/
Legal action comes after kids were told their parents may not be 'safe'

Legal action comes after kids were told their parents may not be 'safe'


Legal action comes after kids were told their parents may not be 'safe'

A Colorado family is suing a local middle school after their daughter was tricked into attending an after-school "art club" that was, in fact, a pro-LGBTQ+ meeting.

Erin Lee's 12-year-old daughter had asked for – and received – permission from home to attend the meeting. But the mom told Fox News that as soon as the daughter was picked up afterwards, "we could see on her face that something was incredibly wrong." In a video posted by Fox News, Lee explains it wasn't an art club. "It was GSA, or Gender and Sexuality [Alliance] is what they're calling it now," she shares.

According to the 12-year-old, the guest presenter at the meeting immediately told students about puberty blockers and cross-sex hormones, talked about polyamorous relationships, and cautioned them that their parents may not be "safe" people to turn to. The presenter was from SPLASH Youth of Northern Colorado.

Benigno, Pam (Independence Institute) Benigno

AFN talked with Pam Benigno with the Denver-based Independence Institute. "When an adult tells a child that they are 'safe' to talk to but your parents are not, that sounds like something a sexual predator would say to a child," says the director of the Institute's Education Policy Center.

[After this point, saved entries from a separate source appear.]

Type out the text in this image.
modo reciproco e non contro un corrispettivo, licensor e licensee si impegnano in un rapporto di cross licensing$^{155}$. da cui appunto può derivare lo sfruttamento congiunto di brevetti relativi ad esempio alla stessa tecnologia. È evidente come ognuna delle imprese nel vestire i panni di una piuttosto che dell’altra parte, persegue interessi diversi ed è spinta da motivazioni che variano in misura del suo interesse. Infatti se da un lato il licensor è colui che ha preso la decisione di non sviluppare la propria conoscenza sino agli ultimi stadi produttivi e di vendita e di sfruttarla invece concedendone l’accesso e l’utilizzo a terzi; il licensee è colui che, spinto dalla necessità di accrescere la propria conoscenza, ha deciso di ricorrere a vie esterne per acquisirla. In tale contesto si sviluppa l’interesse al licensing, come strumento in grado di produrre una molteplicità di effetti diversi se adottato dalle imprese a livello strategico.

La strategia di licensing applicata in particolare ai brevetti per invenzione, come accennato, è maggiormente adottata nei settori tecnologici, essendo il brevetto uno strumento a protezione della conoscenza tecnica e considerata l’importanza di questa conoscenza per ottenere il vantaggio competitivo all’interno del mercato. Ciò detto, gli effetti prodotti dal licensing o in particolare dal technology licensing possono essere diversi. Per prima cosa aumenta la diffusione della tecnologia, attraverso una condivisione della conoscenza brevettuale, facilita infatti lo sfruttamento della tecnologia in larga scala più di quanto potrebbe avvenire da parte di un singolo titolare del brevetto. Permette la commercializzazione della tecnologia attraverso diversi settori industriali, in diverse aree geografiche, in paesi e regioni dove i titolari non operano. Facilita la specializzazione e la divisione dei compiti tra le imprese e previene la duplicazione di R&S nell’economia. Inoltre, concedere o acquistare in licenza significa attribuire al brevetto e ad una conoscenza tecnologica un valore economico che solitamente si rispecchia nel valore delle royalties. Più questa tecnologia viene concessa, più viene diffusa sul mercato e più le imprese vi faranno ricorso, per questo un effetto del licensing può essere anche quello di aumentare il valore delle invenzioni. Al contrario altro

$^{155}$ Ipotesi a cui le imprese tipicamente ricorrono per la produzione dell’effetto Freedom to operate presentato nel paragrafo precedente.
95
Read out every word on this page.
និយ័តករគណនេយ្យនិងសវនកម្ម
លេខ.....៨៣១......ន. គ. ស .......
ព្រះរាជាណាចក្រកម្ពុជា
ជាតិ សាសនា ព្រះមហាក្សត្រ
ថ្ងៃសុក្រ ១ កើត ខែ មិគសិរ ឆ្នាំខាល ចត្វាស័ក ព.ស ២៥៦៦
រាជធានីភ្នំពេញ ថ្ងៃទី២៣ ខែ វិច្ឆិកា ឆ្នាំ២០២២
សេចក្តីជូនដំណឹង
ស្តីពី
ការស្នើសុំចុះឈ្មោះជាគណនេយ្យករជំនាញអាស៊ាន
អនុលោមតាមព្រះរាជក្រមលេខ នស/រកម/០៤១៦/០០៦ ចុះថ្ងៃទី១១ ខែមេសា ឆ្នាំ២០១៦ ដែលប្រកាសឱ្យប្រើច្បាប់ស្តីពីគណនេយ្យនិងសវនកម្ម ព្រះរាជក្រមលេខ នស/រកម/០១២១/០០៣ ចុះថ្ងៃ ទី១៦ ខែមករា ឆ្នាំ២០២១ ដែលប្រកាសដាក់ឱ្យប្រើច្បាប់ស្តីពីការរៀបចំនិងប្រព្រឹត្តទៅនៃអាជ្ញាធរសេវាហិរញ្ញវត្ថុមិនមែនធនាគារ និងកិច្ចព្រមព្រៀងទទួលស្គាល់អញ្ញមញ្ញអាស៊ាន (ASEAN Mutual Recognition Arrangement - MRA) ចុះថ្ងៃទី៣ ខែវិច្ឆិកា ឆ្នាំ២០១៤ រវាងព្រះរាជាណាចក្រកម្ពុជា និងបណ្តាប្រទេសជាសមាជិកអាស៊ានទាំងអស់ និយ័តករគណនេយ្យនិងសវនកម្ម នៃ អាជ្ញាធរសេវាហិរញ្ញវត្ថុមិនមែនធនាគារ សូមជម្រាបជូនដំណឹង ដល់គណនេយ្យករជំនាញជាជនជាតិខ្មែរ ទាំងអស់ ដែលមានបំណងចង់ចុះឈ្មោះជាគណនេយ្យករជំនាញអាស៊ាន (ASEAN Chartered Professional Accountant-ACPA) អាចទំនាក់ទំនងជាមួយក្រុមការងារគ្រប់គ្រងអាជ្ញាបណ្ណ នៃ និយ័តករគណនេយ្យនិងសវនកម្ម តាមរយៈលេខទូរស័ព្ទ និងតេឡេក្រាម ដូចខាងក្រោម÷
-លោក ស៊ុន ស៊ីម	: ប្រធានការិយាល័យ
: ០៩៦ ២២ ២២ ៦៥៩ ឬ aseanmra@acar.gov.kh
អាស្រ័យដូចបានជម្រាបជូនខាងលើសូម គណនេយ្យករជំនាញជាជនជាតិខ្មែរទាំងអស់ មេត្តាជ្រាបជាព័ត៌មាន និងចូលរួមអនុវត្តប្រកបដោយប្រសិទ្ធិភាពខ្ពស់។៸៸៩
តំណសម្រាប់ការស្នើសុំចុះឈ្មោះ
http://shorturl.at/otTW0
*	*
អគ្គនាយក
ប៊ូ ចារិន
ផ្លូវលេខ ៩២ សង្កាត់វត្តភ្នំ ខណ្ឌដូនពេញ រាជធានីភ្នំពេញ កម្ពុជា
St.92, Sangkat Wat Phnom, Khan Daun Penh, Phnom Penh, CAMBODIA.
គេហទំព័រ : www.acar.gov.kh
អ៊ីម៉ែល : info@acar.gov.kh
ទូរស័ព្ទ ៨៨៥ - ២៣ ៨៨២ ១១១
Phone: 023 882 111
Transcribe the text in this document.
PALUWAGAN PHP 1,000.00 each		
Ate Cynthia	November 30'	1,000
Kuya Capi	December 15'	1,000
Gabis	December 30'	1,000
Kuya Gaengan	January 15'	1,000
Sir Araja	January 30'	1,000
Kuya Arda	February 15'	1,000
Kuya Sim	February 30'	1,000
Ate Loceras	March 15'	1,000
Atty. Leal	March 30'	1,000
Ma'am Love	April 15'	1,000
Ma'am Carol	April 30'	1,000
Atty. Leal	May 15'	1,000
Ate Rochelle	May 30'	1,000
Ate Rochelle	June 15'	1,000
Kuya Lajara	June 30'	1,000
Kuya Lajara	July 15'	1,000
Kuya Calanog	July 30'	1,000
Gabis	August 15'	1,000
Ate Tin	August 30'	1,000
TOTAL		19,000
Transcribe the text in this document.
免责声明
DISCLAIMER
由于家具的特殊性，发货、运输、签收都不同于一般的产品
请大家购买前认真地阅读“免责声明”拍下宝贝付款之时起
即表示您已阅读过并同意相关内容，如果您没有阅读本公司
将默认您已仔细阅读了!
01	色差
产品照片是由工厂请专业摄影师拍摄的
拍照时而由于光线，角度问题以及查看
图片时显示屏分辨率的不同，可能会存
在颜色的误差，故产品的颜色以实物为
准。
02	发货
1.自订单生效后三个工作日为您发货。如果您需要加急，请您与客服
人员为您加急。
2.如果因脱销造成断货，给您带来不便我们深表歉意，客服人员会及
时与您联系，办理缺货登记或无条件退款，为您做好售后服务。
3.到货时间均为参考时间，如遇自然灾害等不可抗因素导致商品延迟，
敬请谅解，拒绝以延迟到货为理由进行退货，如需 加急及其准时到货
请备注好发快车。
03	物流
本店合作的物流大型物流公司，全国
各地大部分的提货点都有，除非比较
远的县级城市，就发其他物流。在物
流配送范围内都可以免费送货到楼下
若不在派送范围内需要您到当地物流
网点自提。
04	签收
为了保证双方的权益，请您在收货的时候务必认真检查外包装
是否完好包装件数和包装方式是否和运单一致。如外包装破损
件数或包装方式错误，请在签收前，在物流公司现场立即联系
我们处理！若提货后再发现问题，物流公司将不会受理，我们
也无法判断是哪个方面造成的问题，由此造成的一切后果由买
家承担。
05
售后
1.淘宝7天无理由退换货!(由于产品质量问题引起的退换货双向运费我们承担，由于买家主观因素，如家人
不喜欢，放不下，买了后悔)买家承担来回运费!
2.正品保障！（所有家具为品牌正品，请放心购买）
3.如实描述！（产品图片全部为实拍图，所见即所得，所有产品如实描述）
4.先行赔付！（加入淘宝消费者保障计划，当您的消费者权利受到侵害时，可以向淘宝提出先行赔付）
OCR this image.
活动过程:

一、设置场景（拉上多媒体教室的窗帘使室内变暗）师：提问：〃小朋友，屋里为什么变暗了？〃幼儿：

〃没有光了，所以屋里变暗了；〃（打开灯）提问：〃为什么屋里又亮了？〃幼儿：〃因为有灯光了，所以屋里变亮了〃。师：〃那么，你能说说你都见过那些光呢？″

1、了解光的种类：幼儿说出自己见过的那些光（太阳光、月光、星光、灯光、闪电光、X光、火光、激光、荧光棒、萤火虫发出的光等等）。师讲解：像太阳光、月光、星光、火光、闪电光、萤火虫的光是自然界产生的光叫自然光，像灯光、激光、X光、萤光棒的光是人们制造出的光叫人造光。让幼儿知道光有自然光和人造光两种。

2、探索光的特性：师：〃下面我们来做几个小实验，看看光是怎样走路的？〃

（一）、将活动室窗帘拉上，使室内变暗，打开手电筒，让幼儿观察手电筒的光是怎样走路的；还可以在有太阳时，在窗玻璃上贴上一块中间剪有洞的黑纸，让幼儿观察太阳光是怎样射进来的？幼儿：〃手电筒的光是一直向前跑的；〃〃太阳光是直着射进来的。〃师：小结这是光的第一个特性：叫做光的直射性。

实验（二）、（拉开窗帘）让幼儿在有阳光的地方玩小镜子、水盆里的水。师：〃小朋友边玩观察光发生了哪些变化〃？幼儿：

According to the girl's mother, the primary rule shared by the presenter was "What you hear in here, you keep in here." Lee also reports that if a student didn't know who they are sexually attracted to (when asked in a survey), they were told "that means you're queer."

Students reportedly were also told heterosexuality and monogamy were not "normal," but just "common" … that it's okay to lie to parents about where they are for this and future programming … and that if they are not comfortable in their biological sex, they must be transgender.

"It's unthinkable that a person would tell vulnerable children that if they are not comfortable in their bodies – and these children were 12 years old – that they must be transgender," Benigno states. "This caused two girls emotional harm to the point that the parents are now suing the school district."

Former Florida Attorney General Pam Bondi is representing the families in this case.


Editor's note: Image above is not from the meeting described in this article.